Hace casi tres años, en Mayo del 2019, tuve la oportunidad de ver un grabado de Gabriel García Márquez (Gabo) en una pared del espacio que funge como oficina para Astrid Velásquez en La Casa del Verano. Fue un destello, la pieza de arte arrobó mi alma y queriendo decir mucho solo pude hacer un silencio largo y llorar. Por entonces describí las sensaciones-sentidas en una página, decía entre otras líneas que me sentía celoso, quería ser el grabador de aquella preciosa imagen, pero también quería ser el personaje en el grabado; quería todo eso, pero, sin renunciar a mi condición de espectador, sorprendido y maravillado. A todas luces un perfecto imposible.
Por razones inherentes a todos los cambios sociales a los que nos hemos sometido por causa del COVID, aunque quisimos nunca pudimos volver a reunirnos.

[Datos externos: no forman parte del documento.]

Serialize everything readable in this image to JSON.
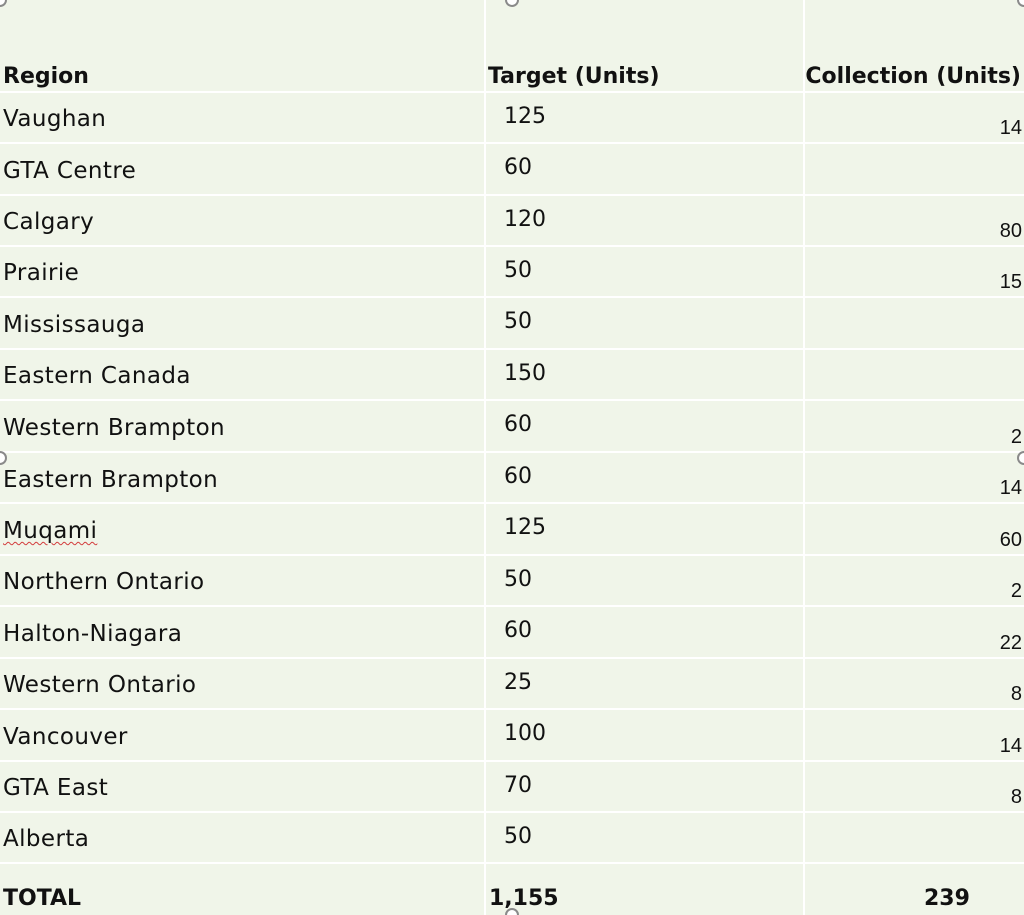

Y cuando por fin se pudo, mi trabajo me puso tan lejos en distancia y tiempo que fue imposible el encuentro. Hasta hace cuatro días. El 26 de diciembre de 2021, Alberto Gómez, el artista plástico colombiano que realizó el grabado con el rostro de Gabo, me invitó a su casa para compartir un almuerzo y su innumerable colección de pinturas, dibujos, murales y grabados. Pero no contento con la sola invitación para el almuerzo, la cual me parecía ya un tremendo honor, el Maestro decidido me calzó un delantal de trabajo y me dijo que esa tarde sería su asistente en la explicación para todos nosotros de como se realiza una obra como esa.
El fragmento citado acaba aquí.